Als Leiter der Autobahnpolizeiwache Broichweiden bringt Erster Polizeihauptkommissar Buse reichlich Erfahrung mit. Er hat schon viele Verkehrsunfälle begleitet. Für die „Multis“, die ihr Wissen in die Dienststellen tragen, wird es ein großer Tag mit vielfältigen Erlebnissen. Sie kommen von den Wachen, der Autobahnpolizei, der Leitstelle und den verschiedenen Verkehrskommissariaten. Auch etwa 30 Teilnehmer der Feuerwehrschule Aachen wollen heute dazulernen. Ausbilder und Vorgesetzte von Polizei und Feuerwehr begutachten die Abläufe bis ins kleinste Detail.
Dann ertönen Martinshörner. Streifenwagen treffen noch vor der Feuerwehr und den Rettungswagen ein. Die Polizisten sperren zunächst die Autobahn für den Verkehr und kümmern sich um die zwei Unfallopfer. Einige markieren mit Kreidestrichen die Endpositionen der verunglückten Wagen. Rasch fotografieren sie die Unfallstelle aus verschiedenen Perspektiven. Damit schaffen die Kolleginnen und Kollegen vom Wachdienst die Grundlage für alle weiteren polizeilichen Maßnahmen. Eile ist geboten. Denn wenn die Feuerwehr eintrifft, braucht sie Bewegungsfreiheit.
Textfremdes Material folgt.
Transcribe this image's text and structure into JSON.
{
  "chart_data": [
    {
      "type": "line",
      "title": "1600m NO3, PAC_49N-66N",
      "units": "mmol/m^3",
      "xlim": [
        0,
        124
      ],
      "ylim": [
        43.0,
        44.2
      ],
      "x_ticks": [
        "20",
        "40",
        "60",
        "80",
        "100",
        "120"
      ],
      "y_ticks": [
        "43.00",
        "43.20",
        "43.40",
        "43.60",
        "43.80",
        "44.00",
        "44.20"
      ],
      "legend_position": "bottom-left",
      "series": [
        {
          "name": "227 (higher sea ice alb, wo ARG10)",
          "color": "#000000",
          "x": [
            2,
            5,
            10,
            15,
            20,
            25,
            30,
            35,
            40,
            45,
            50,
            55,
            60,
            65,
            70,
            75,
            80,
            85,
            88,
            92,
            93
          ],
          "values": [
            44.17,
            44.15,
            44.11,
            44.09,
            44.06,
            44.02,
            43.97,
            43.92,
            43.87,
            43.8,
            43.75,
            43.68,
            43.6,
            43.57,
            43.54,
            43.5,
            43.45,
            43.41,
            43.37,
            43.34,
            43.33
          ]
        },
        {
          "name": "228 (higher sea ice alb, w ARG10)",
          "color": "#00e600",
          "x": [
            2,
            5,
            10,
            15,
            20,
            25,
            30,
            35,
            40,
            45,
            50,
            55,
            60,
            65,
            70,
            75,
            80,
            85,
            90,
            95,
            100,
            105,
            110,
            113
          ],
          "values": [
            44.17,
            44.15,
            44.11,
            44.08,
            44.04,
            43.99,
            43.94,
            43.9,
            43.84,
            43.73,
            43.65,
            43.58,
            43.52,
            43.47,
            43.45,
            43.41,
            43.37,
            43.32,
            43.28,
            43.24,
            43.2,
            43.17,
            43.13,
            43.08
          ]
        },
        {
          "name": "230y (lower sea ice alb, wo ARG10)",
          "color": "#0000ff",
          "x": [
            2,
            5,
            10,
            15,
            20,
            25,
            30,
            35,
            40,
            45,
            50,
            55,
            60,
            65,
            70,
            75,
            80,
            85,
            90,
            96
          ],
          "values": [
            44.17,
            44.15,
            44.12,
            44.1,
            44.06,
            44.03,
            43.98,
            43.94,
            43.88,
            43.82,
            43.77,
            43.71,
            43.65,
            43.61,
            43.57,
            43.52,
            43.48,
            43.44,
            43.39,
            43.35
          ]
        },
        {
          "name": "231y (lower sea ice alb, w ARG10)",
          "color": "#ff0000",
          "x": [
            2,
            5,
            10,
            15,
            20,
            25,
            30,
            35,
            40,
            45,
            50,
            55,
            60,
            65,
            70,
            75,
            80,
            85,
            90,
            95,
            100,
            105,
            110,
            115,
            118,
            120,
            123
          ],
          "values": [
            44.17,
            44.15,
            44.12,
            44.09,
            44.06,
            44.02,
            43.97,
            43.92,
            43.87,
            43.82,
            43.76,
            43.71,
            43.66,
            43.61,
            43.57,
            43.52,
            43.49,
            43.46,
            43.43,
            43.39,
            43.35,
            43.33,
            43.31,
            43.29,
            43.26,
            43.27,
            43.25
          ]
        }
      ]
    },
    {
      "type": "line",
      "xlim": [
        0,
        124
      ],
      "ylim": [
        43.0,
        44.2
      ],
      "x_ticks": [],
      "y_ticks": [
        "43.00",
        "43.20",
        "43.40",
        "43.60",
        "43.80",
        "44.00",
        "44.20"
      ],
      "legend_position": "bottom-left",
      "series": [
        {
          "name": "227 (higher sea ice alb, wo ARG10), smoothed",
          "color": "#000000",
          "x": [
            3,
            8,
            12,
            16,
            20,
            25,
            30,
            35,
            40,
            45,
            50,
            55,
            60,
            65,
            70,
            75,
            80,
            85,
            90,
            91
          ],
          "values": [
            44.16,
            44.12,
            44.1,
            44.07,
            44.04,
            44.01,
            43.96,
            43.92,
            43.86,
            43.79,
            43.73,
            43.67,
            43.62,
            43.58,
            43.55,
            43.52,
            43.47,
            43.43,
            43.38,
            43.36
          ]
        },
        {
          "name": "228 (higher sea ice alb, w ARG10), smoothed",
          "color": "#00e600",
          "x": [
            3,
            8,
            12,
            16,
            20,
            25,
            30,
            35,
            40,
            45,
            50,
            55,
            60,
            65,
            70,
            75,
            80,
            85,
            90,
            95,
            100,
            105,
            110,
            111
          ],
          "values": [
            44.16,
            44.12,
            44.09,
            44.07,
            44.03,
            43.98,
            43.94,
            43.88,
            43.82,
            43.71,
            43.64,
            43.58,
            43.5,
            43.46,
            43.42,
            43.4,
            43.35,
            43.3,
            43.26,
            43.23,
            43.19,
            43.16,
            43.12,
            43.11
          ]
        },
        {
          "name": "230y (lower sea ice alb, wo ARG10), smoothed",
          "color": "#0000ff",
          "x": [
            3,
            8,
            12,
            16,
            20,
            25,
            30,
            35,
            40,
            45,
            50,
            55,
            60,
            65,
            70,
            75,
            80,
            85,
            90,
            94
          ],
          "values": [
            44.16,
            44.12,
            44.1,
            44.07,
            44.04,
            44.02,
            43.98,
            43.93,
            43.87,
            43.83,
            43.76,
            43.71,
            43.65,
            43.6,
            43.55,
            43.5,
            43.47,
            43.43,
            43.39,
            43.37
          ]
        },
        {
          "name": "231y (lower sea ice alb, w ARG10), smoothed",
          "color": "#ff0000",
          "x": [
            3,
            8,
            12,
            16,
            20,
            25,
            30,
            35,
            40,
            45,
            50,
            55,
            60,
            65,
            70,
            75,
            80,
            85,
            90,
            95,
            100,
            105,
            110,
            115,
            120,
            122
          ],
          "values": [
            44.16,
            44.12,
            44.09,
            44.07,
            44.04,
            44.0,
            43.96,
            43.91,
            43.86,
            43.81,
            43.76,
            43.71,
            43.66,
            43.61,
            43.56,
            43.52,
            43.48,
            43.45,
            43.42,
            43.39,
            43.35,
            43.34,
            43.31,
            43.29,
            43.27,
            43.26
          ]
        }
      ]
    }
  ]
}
„Die Rettung von Menschenleben hat immer höchste Priorität“, hebt Fabian Golde hervor. Spurensicherung und Ermittlungen der Polizei müssten dahinter zurückstehen. Der Leiter des Kölner Verkehrskommissariats 2, das schwere Unfälle bearbeitet, spricht von der „Schnittstellenproblematik“ zwischen Polizei und Feuerwehr. Es seien jedoch keine unüberbrückbaren Gegensätze. „Man kann sich immer vernünftig absprechen“, sagt der Erste Polizeihauptkommissar. „Kommunikation ist alles.“ Und wenn Spuren mal zerstört würden, weil die Feuerwehr beispielsweise ineinander verkeilte Wagen voneinander trennen muss, dann sei das eben so.
Bei der Polizei Köln fahren bei schweren Unfällen auch die Sachbearbeiterinnen und Sachbearbeiter der Verkehrskommissariate hinaus, um den Streifendienst zu unterstützen. „Da geben wir schon mal den ein oder anderen Hinweis, damit wir es später bei den Ermittlungen leichter haben“, erklärt Golde.
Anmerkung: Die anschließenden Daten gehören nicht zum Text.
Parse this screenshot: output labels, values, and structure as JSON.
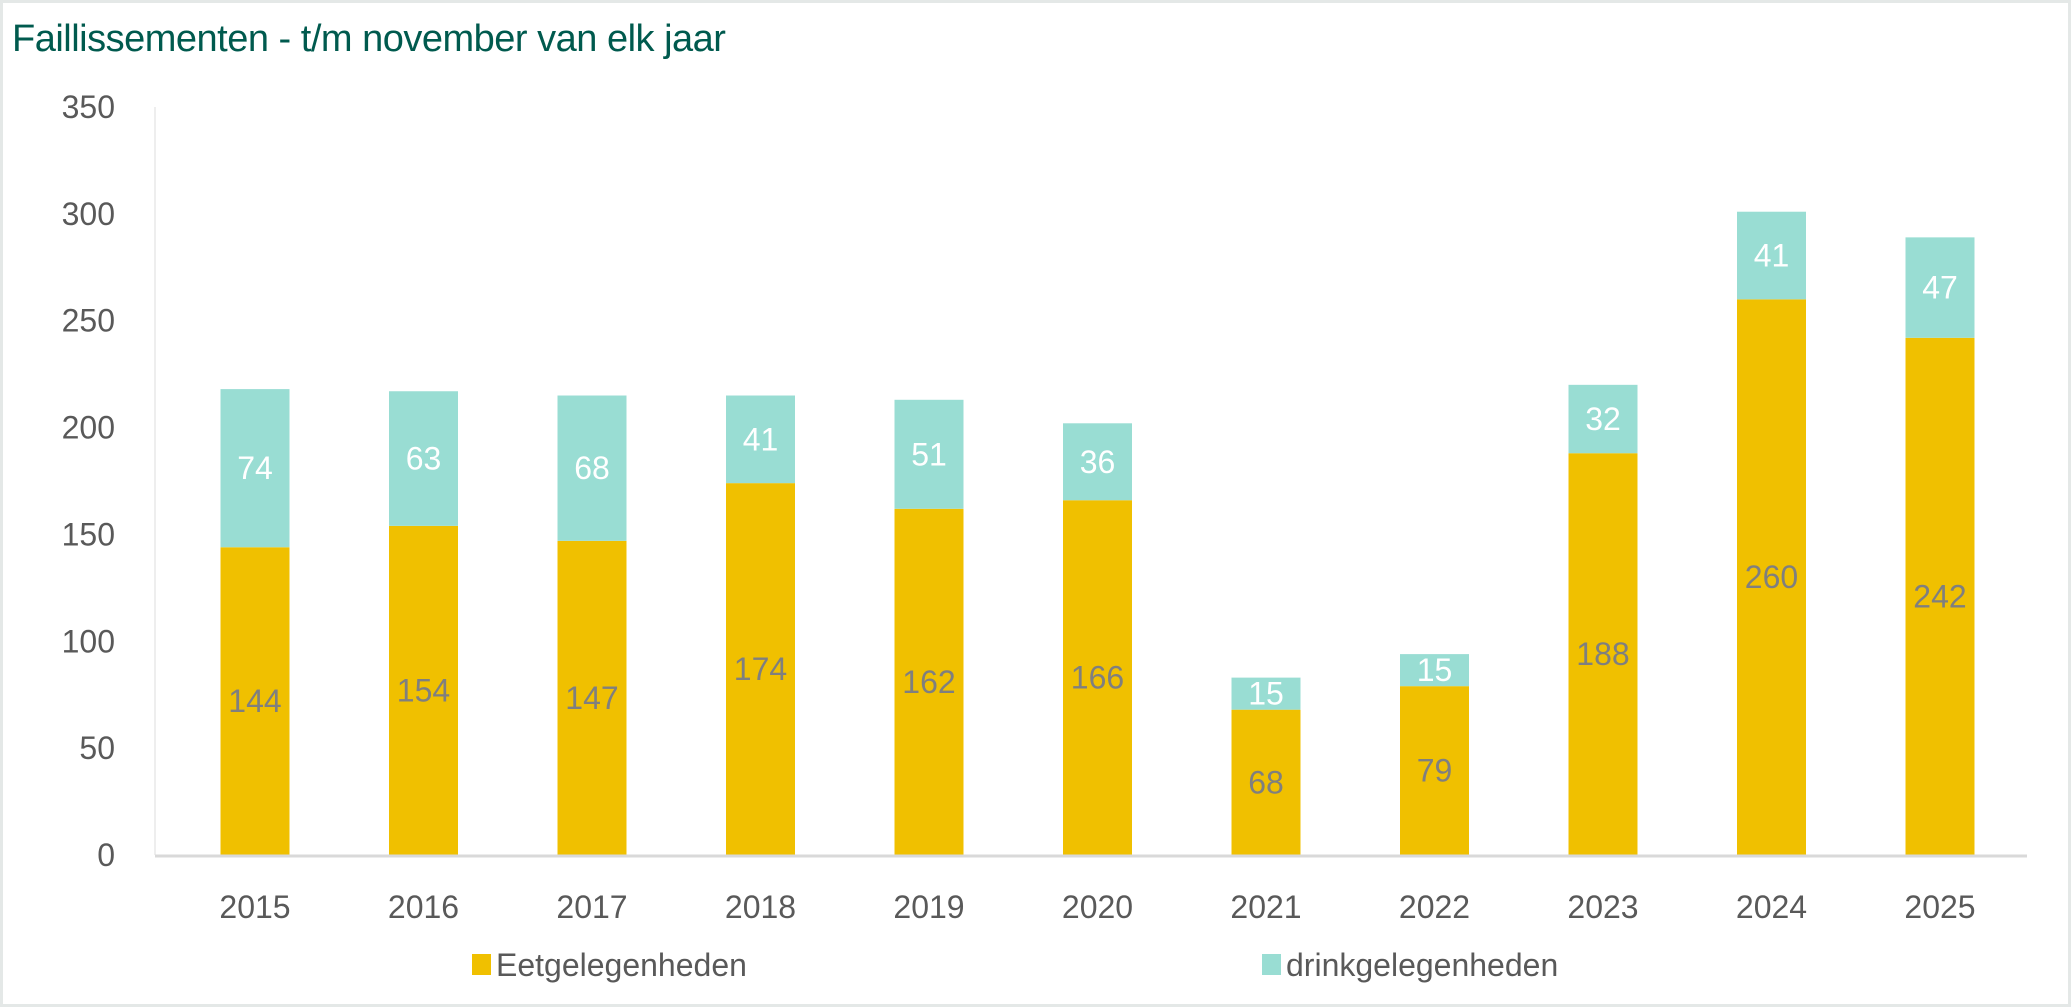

Inzwischen ist auch die Feuerwehr eingetroffen. Der Praxistest nimmt Fahrt auf. Die Polizei hat Platz gelassen, damit die Rettungswagen dicht an die verunfallten Fahrzeuge heranfahren können. Die beiden Verletzten sind ansprechbar. Ein Notarzt teilt mit, dass Lebensgefahr trotzdem nicht auszuschließen sei. „Das wird oft unterschätzt. Wenn jemand ins Koma fällt, heißt es überrascht: Wir haben doch gerade noch miteinander geredet“, gibt der Mediziner zu bedenken. Erst die Untersuchungen im Krankenhaus gäben letztlich Aufschluss über den Grad der Verletzungen und die Risiken.
Das Team der Feuerwehrleute schiebt unterdessen Holzblöcke unter die Unfallwagen. Das seit ein paar Jahren übliche „Stabblocksystem“ funktioniert ein bisschen so wie Legosteine. Eine einfache und stabile Verbindung verhindert, dass sich die Autos bei der Rettung bewegen.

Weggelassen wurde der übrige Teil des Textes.